College is all but unknown in Buster Keaton’s filmography. And while it was made fairly quickly and cheaply, I still don’t know if I’d call it a minor work, however modest it is in comparison to Keaton’s more elaborate — and even spectacular — films. As such, College gives us Keaton working without the benefit of huge effects, reminding us what an inventive comedian he was on his own.
Keaton plays Ronald, who’s such a devout non-athlete that his high school valedictorian speech is about the unimportance of sport. The concept not only angers most of his class, but causes the girl of his dreams (Flora Bramley) to go off with an overly libidinous jock (Harold Goodwin). Determined to win her back, Ronald decides to put himself through college and become a jock himself. That’s pretty much all the plot there is, with the humor arising from Ronald’s incredible ineptitude at both sports and the part-time jobs he undertakes to support himself.
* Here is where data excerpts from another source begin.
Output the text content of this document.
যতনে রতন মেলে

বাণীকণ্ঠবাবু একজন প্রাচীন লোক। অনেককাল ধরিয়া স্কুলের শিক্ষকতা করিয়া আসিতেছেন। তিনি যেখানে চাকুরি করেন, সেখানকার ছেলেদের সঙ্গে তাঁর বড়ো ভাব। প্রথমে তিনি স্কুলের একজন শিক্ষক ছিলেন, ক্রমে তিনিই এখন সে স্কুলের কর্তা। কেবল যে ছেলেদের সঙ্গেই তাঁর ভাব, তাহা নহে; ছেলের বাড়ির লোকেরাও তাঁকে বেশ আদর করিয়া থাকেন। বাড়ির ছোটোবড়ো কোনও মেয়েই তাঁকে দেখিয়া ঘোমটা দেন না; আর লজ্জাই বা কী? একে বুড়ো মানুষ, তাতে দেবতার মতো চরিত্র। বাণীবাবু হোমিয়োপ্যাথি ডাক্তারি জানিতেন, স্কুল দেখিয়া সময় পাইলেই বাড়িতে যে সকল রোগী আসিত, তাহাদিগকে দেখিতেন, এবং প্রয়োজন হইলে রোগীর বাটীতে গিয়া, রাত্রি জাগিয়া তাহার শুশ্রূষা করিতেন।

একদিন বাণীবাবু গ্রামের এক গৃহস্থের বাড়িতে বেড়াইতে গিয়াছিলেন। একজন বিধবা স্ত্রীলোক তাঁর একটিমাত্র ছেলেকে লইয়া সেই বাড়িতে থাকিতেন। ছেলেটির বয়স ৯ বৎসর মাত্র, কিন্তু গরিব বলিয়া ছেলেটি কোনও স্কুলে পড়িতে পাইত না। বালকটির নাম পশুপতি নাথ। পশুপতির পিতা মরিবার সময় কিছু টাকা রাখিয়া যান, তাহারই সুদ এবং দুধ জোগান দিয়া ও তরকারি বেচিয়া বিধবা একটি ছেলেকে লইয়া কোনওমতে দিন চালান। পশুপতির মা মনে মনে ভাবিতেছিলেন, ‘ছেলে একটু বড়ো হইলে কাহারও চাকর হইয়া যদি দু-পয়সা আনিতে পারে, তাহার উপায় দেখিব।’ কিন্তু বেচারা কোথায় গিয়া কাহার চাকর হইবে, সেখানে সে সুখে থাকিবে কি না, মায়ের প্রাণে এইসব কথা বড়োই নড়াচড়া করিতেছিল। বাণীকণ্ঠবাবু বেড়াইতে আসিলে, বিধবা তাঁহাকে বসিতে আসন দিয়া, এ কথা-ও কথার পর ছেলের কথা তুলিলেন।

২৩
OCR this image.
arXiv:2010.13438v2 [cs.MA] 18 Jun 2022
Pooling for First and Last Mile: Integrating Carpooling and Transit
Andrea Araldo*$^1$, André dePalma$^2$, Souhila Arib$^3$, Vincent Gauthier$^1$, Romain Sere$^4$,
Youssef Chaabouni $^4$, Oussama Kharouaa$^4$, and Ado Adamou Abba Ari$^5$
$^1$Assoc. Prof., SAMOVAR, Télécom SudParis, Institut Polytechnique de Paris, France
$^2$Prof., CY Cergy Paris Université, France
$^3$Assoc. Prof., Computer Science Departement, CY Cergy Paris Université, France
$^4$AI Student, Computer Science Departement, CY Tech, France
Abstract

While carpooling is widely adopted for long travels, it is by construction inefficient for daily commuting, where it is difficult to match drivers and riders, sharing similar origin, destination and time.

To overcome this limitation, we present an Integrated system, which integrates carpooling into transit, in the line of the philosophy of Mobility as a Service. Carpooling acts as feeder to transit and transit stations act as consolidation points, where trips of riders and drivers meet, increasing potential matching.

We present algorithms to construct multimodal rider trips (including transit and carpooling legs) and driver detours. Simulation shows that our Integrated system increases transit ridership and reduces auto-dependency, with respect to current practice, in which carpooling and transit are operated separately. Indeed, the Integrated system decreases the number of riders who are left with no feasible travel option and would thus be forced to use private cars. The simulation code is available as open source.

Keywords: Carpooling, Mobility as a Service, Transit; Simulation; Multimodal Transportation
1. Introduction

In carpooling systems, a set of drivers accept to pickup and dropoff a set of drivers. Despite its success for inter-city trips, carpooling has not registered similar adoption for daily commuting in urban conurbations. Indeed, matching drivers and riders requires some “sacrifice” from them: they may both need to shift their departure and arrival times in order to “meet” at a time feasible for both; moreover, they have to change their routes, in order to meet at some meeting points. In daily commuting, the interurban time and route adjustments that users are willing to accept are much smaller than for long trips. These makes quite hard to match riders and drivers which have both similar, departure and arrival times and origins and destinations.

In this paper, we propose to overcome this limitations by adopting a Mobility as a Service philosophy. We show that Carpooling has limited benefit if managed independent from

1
It’s thin material, but Keaton — with the aid of future Laurel and Hardy director James W. Horne — makes it work, even down to a potentially offensive bit where he insanely tries to pass for black in order to get a job waiting tables.
There are several nice touches — the in-joke where Ronald names the college rowing team’s boat the “Damfino” (Damned if I know) after the title vessel in his early short, The Boat — and a rousing finale where he rescues the girl from the jock, followed by what surely must be the strangest wrap-up gag in film history.
College may not be Keaton’s best, but it’s still Keaton at the height of his powers. And that’s enough.
— reviewed by Ken Hanke
[Cinema in the Park will screen College as part of this year’s Mountain Sports Festival on Friday, May 7, 2004 at City/Country Plaza. Show time is at dark (approximately 8:45 p.m.); River Guerguerian and Aaron Price will provide live musical accompaniment.]